You may be the X factor in your phone's security hole

Taylor Martin
 from  Concord, NC
| April 16, 2012

One of the growing concerns with smartphones is security. My pocket-sized computer is more convenient and quicker at certain things than the laptop I carry around in my backpack; thus, I am prone to using it for many different tasks. In doing so, a lot of my personal information gets stored on the device. Among other things, pictures, addresses and bank information can be found with relative ease on my phone.

For most people, keeping this information safe is priority numero uno.

So the term "security" gets thrown around loosely and is often used as a scare factor to force users into believing everyone is out to get their information. It is also used as a marketing tool to convince consumers that one operating system is better and "more secure" than the next, or that you need premium mobile security software. By all means, you may. But companies tend to exaggerate to get you a little more interested and concerned with your own security when money is on the table. Their best marketing tool is fear.

While some operating systems – like BlackBerry OS, for instance, where RIM boasts security as a primary feature – are clearly more secure than others, the chances of that ever making a difference to the average end user are very slim. As long as you do your homework and stay on top of mobile news, your data and other private information will stay relatively safe.

That said, users' privacy on mobile devices has been tested as of late. As you may recall, it was discovered that the up-and-coming, mobile-only social network, Path, uploaded address books to their servers without users' consent. It was later revealed that Facebook and others were also being shady about their use of users' personal information. Once things like this go public, though, the guilty parties are usually all over themselves to right their wrong and calm the storm.

More so than other platforms, Android has been a target for malware and other info stealin' wares due to its relatively open system. Unlike Apple, whose App Store is rather tight on security, the Google Play Store does not have a rigorous approval process in place for application submissions. For iOS devices, this walled garden keeps out most – not all – of the muck. That said, Google does parse every application submission for known malware code. But the best way to try and keep your phone secure is to only install applications from trusted sources and trusted developers, and to carefully read the permissions before installing an application. (Trust me, that soundboard doesn't need access to your address book or your location.)

Last Monday, however, it was discovered – more or less, revealed – that Android applications do not require access to specific permissions to access private data. As a proof of concept, Paul Brodeur of Leviathan Security Group created an application, appropriately named No Permissions. Despite not being granted any system permissions, the application could still access all sorts of information and files stored on the SD card.

As The Verge pointed out on Friday, one of the more sensitive pieces of data that an application like that could target is photos. More specifically, the EXIF data from those photos and any geotagged information (i.e.: street addresses). Even with no permissions granted, applications can still send information to remote servers. Aaron Souppouris explains:

"No Permissions uses a simple but effective way to circumvent Android's data permissions.

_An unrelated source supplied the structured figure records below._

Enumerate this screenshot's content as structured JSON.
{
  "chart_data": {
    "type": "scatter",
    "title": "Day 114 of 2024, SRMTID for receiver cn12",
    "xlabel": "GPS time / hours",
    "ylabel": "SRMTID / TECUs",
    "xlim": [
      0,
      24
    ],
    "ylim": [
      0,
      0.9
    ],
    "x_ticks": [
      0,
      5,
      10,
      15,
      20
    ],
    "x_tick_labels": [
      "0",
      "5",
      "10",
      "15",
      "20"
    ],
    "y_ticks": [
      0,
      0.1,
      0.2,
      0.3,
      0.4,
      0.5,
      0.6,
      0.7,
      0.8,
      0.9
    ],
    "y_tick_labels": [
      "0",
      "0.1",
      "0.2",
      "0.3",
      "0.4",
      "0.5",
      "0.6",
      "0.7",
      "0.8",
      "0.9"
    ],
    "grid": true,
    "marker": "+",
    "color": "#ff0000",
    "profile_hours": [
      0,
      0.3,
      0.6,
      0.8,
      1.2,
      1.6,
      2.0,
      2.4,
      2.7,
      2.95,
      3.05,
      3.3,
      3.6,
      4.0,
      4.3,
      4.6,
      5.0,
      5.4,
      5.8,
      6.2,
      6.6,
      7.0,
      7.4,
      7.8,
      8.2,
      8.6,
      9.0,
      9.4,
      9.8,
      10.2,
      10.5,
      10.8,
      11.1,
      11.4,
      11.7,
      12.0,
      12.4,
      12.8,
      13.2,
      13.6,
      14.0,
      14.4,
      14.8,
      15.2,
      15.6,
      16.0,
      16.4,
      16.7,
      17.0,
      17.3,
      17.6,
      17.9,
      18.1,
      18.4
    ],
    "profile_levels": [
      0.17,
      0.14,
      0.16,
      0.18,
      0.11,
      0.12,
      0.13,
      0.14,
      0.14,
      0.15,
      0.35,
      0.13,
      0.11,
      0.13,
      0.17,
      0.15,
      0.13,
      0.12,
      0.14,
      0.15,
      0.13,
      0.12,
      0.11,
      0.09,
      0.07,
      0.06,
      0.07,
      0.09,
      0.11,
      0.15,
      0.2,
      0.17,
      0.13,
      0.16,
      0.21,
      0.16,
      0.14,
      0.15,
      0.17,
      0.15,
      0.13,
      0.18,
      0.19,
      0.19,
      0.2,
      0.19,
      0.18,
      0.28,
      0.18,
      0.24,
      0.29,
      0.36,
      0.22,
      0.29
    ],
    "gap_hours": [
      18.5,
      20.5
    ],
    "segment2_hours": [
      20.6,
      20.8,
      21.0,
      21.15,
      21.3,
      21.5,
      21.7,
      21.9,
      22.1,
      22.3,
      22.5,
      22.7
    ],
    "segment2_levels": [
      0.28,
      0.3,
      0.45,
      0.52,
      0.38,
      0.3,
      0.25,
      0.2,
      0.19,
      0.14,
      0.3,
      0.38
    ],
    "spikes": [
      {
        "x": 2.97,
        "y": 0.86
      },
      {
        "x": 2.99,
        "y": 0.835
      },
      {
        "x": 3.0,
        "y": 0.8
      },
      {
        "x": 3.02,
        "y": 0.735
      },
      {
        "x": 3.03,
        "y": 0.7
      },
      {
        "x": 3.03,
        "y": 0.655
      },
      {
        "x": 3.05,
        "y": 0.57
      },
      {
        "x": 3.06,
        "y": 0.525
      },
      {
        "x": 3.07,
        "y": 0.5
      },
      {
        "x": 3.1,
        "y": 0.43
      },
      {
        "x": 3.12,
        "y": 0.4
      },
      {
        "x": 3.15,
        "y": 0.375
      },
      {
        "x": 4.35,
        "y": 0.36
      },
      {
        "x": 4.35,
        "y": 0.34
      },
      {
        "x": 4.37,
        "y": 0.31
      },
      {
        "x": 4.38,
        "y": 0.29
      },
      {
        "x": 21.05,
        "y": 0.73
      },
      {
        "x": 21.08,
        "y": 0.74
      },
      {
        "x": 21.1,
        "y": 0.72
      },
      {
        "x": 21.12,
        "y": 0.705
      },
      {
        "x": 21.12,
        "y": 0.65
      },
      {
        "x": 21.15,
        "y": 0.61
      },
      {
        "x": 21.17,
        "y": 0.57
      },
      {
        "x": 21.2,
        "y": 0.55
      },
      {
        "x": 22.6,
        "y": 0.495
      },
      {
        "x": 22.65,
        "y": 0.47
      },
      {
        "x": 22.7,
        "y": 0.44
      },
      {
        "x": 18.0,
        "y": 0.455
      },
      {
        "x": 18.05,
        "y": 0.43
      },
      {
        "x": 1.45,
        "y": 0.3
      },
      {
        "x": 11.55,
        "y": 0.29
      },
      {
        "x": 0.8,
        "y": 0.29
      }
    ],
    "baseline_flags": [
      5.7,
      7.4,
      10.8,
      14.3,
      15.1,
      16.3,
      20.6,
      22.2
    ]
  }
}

While the app itself is incapable of accessing the internet, it can launch Android's built-in browser to any page it choses [sic]. With the internet permission established via the browser, it could then send personal data to a remote location, although clearly the user would be aware that the browser was opened."

From your computer, it's not all that difficult to find an application that can access a photo's EXIF data. Earlier today, Jerry Hildenbrand of Android Central went in-depth on geotagging and EXIF data. Neither of these things are complicated or magical hidden features of your phone. Geotagging has been around for ages, and so has EXIF. But most people don't think of them as dangerous or a gaping security hole. Most probably don't take the time to understand what geotagging is before enabling it on their device. If you have location services or geotagging enabled when you're snapping photos, on any ol' phone (Android, iPhone, Windows Phone), your location is stored in that picture's EXIF data as longitudinal and latitudinal coordinates.

Essentially, creating an application that asks for no permissions, that can still access and make sense of EXIF data wouldn't be all that difficult – not for someone who knows what they're doing and what they're after. Sometimes, it's not even as difficult as that. If you share a photo with a geolocation to your favorite social network, all it would take for someone to find your house, place of business and routines is a little know-how and some time behind a computer.

While I can't speak for the other sites, Hildenbrand's piece was more of an insight to what exactly happens when you tag a photo with a location. It's a reminder of that time you just clicked "OK" for the "Do you want to share your location information?" prompt you skimmed over when you entered the camera application for the first time on your phone.

Point being, the next time you freak out over a story about a security risk for the mobile platform you use, remember all of those times you just skipped over all of the prompts and permission requests so you could dig into your phone or a new application a little quicker. Password or no password, security or no security software, your smartphone is only as secure as you allow it to be. Skimming over permissions and security prompts, and locally storing private information on your SD card is no better than installing blatant malware on you device.